Sou somente cravo

Não esperes por mim de madrugada pois não estarei lá para te ouvir.

Não esperes por mim de madrugada, nessa altura encontraras apenas o canto de uma andorinha, só verás o voo de uma cegonha, mas não me verás a mim.

Não esperes por mim de madrugada, nem tanto me procures ao teu lado.
Nessa altura de sol baixo, longe estarei eu do teu enlaço, com o espírito feliz de quem não lembra, nem recorda que julguei ser tua no dia anterior.

Não esperes por mim de madrugada, não logres pensar que somos mais que um olhar a lua e as estrelas e o por do sol antes delas.
Nunca tas poderei dar, pois não são minhas.
Por isso não esperes por mim de madrugada para te entregar coisas que não consigo apreender.

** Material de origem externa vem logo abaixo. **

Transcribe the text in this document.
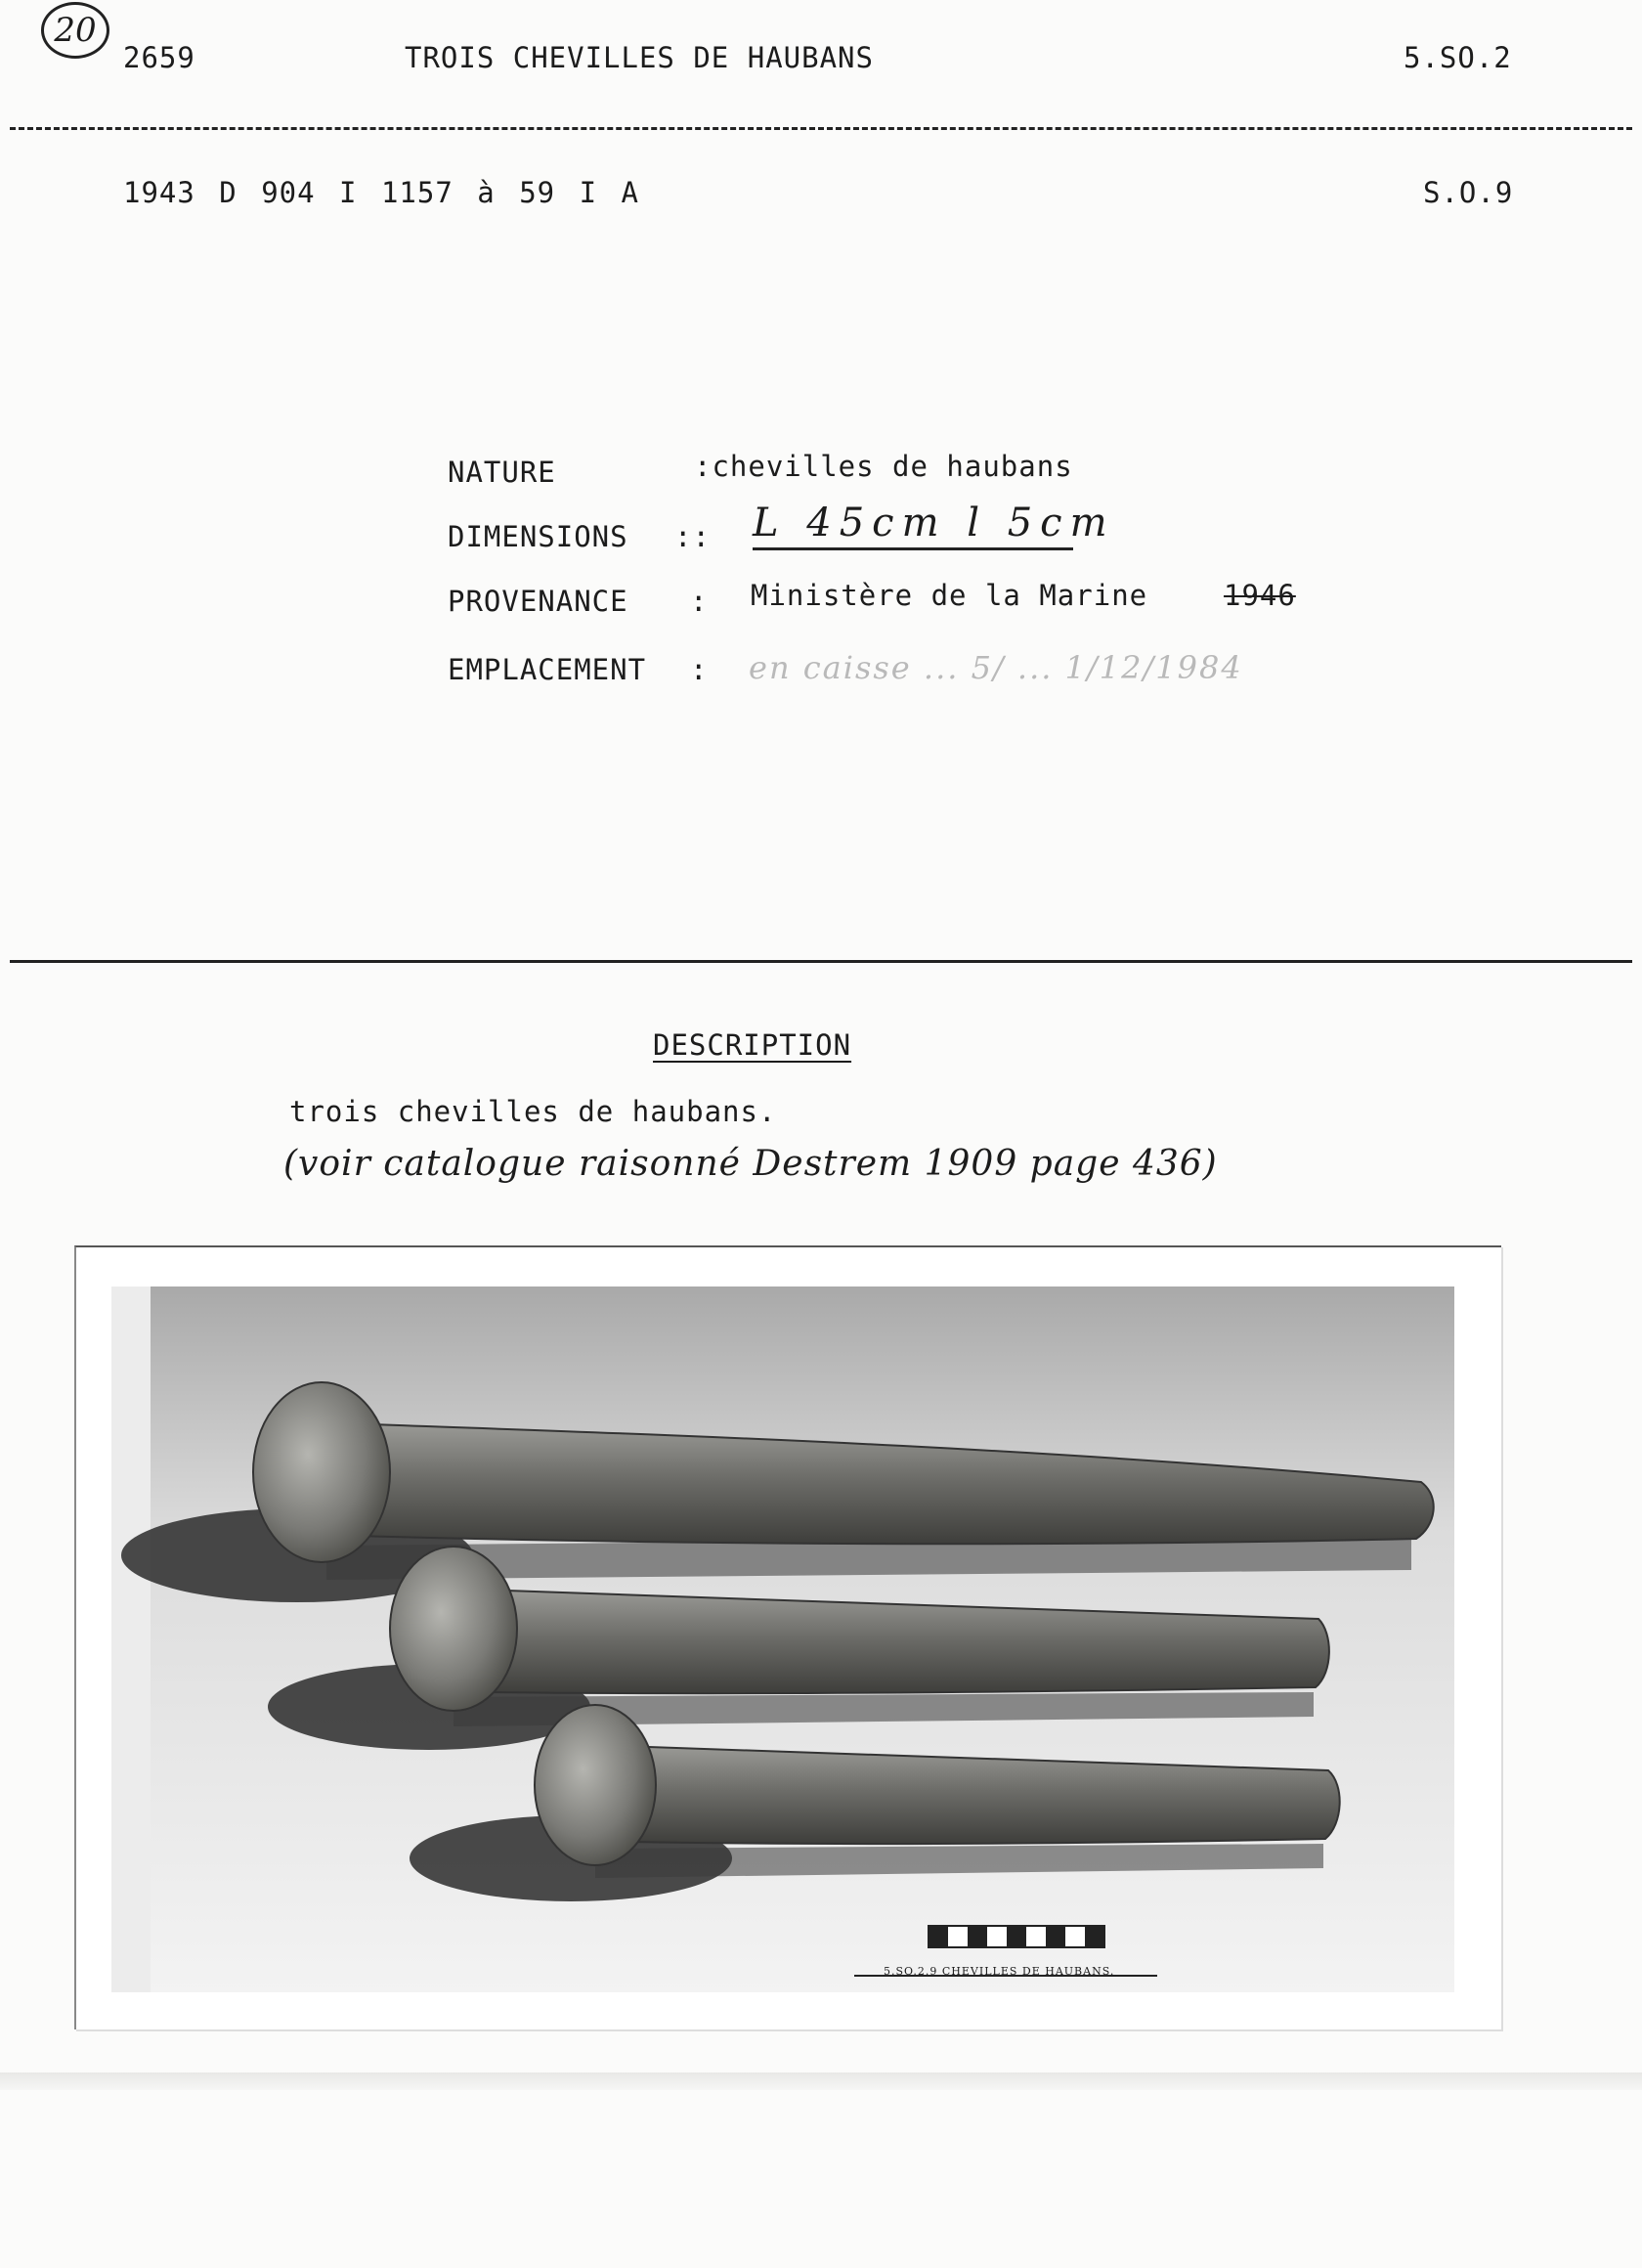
20
2659	TROIS CHEVILLES DE HAUBANS	5.SO.2
1943 D 904 I 1157 à 59 I A	S.O.9
NATURE	:chevilles de haubans
DIMENSIONS :: L 45cm l 5cm
PROVENANCE : Ministère de la Marine	1946
EMPLACEMENT : en caisse ... 5/ ... 1/12/1984
DESCRIPTION
trois chevilles de haubans.
(voir catalogue raisonné Destrem 1909 page 436)
5.SO.2.9 CHEVILLES DE HAUBANS.
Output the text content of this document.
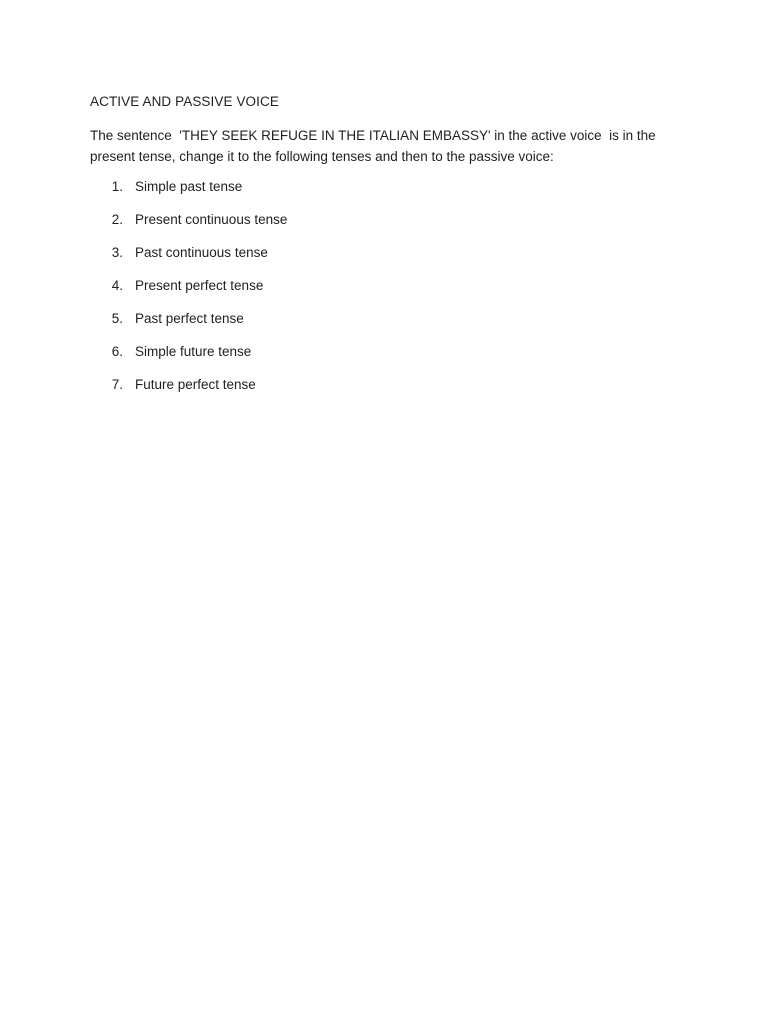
ACTIVE AND PASSIVE VOICE
The sentence  'THEY SEEK REFUGE IN THE ITALIAN EMBASSY' in the active voice  is in the present tense, change it to the following tenses and then to the passive voice:
1. Simple past tense
2. Present continuous tense
3. Past continuous tense
4. Present perfect tense
5. Past perfect tense
6. Simple future tense
7. Future perfect tense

Não esperes por mim de madrugada pois tudo de mim tu já viste.
Sou somente a utopia da perfeição, eterna na sua efemeridade.
A beleza de algo inútil.
A inteligência de alguém esperto.
A sabedoria de alguém sagaz.

Não esperes por mim de madrugada, não sou aquilo que viste ou pensas-te ver.
Não me tomes por criança pensando seres tu próprio igual a mim.
Não esperes conceber-me de madrugada, pois nem as estrelas me concebem.

Sou louca sim, sou louca de madrugada.
Não me queiras rosa quando sou somente cravo.
Não tentes domar nem subestimes aquilo que nasce livre para ser.
Não sou rosa, no máximo espinho de cravo bravio.

Sou tua em qualquer altura, da melhor maneira que o consigo ser, mas não me peças que esteja á tua beira de madrugada.
Não esperes por mim de madrugada…

Não esperes algo novo, se tudo o que sou destino a mim mesma.
A madrugada passarei somente comigo,
somente porque só a mim consigo dar algo que não me pertence.
A madrugada guardo-a para me oferecer a mim própria.